Conviction for Poaching 1880
Robert Flockhart Vickers and William Innes were both found guilty of trespass with the intent of poaching on the 5th January 1880 on land called Line Kiln Park, on the farm of D'Arcy (Newbattle). They both pleaded guilty and were fined One Merk [Old Scottish Pound]
The Scotsman -Monday 17th December 1883
Precognition (Statement) At Edinburgh the seventeenth day of December eighteen hundred and eighty three years. In presence of Hubert Hamilton esquire sheriff substitute of the sheriffdom of the Lothians and Peebles. Compeared a prisoner and the charge against having been read over and explained to him, and he having been judically admonished and examined there and declares my name is Robert Flockhart Vickers. I am Thirty-seven years of age. I was born in the county of Edinburgh. I am married, a Miner, and reside at Simpson's Land Gorebridge in said county. Declares all I have to say is that I know nothing about the charge of night poaching and assault now made against me, but I am quite willing to answer any questions which may be put to me; and being asked where were on Friday night last 14th instant, declares I was in bed in my own house. I went to bed between 10 and 11 that night, and did not get up or go out till 5 o'clock next morning when I went to my work. I know a man William Innes and was in his company on said Friday night till about 9.30. I parted with him then at Allan's public house, Stobhill. I have not seen him since. All which I declare to be truth. Early on Saturday morning, three gamekeepers employed on the Rosebery Estate were attacked by two poachers, armed with double-barrelled guns, on a field on the farm of Redside, a few miles southwest of Gorebridge. All three men were shot -one on the right arm, one on the left shoulder and the third on the left side, the leads penetrating the lower abdomen. The unfortunate men have been confined to bed, suffering considerable pain, and last night the condition of the keeper who was struck in the abdomen was very critical. The poachers decamped, but two men said to be well known poachers, who are supposed to have committed the outrage, have been apprehended. One of them had to be removed to the Edinburgh Royal Infirmary, being injured in consequence of a gun having, it stated been accidentally discharged in his house, near Gorebridge
The Evening News -Monday17th December 1883
MURDEROUS ATTACK ON GAMEKEEPERS Three men shot near Gorebridge Early on Saturday morning a murderous attack was made by two men on three of Lord Rosebery's gamekeepers on a field near Rosebery, which is situated about five miles from the village of Gorebridge. Each of the three was shot in turn, the injuries inflicted in one case being of a serious character. The persons supposed to have committed the outrage are said to be well known poachers, who have been apprehended. The estate of Rosebery comprises of lands situated in several of the parishes in this locality, and the mansion house occupies a sequestrated position in the valley of the South Esk, about six miles southeast of Penicuik and five miles southwest of Gorebridge. The head gamekeeper on the estate James Grosset, who resides near Rosebery House; while the house of his assistant, John Fortune, is situated at the base of the Moorfoot Hills. For some time past it has been suspected that night poaching was being carried on over certain portions of the estate. On Friday night Grosset and Fortune met by arrangement, and accompanied by a rabbit trapper named John McDermid, set out to watch the plantations which afford cover for pheasants, and which extend from the keeper's house at Rosebery to about a mile in the direction of Edgelaw farm and Carrington. About three o'clock on Saturday morning the keepers, who were then near Grosset's house, heard a shot fired, apparently at a mile's distance. The morning was quite clear, with a touch of frost, while overhead the moon was at its full. Ten minutes after the first shot was fired, and when the keepers had advanced about half a mile, a second report of a gun was heard. The keepers, who were armed only with sticks, and were without dogs seeing two men with guns coming in their direction, lay still to await their arrival.

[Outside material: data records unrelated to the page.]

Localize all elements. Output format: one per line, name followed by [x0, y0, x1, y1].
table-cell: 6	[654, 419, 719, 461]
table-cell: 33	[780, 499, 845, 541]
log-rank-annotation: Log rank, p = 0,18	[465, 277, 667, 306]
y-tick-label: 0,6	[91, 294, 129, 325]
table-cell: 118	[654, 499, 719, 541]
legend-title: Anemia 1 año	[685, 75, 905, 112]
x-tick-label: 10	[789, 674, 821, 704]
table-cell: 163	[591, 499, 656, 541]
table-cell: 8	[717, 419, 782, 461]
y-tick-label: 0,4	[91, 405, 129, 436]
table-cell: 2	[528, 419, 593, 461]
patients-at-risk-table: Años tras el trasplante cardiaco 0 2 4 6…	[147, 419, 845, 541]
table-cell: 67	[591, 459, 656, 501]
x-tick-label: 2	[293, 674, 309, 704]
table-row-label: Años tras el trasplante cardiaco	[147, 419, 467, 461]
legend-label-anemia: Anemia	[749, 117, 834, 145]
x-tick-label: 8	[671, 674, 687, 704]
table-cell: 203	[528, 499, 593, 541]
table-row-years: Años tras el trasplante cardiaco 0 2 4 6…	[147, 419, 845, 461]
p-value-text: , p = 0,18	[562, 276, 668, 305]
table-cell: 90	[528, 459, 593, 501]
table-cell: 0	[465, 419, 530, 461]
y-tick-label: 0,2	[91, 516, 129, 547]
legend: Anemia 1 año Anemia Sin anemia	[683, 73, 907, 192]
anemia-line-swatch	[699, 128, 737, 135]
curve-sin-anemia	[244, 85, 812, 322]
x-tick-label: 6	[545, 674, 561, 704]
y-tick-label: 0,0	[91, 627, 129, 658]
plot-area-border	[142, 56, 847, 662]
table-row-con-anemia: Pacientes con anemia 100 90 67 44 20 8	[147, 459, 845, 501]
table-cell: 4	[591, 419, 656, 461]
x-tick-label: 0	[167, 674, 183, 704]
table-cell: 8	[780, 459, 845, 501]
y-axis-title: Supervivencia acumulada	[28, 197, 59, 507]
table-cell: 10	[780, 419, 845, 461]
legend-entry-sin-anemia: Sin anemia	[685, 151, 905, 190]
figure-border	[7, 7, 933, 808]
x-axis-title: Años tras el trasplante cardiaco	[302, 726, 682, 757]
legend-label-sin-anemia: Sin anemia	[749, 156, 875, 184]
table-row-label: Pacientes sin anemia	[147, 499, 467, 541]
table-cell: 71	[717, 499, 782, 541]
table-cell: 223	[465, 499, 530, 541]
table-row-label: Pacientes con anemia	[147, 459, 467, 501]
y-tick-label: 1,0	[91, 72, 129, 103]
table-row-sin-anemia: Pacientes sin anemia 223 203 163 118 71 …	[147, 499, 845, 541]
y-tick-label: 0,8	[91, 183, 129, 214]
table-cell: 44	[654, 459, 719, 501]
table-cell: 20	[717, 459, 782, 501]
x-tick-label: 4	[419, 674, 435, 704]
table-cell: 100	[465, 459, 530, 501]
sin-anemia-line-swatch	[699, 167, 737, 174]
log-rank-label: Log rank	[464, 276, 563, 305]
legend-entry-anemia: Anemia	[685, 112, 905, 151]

The Scotsman -Monday 31st December 1883
THE ATTACK ON GAMEKEEPERS AT GOREBRIDGE The man Innes, who was taken into custody by the police in connection with the murderous attack upon three gamekeepers near Gorebridge on the 15th inst., and who since the affair, has been under medical treatment in the Edinburgh Royal Infirmary for the injuries he received after the occurrence, was on Saturday judicially examined by the Sheriff. Hitherto he has been watched night and day by the members of the County Constabulary, but since Saturdays examination he has been placed under the constant surveillance of warders from Calton Prison.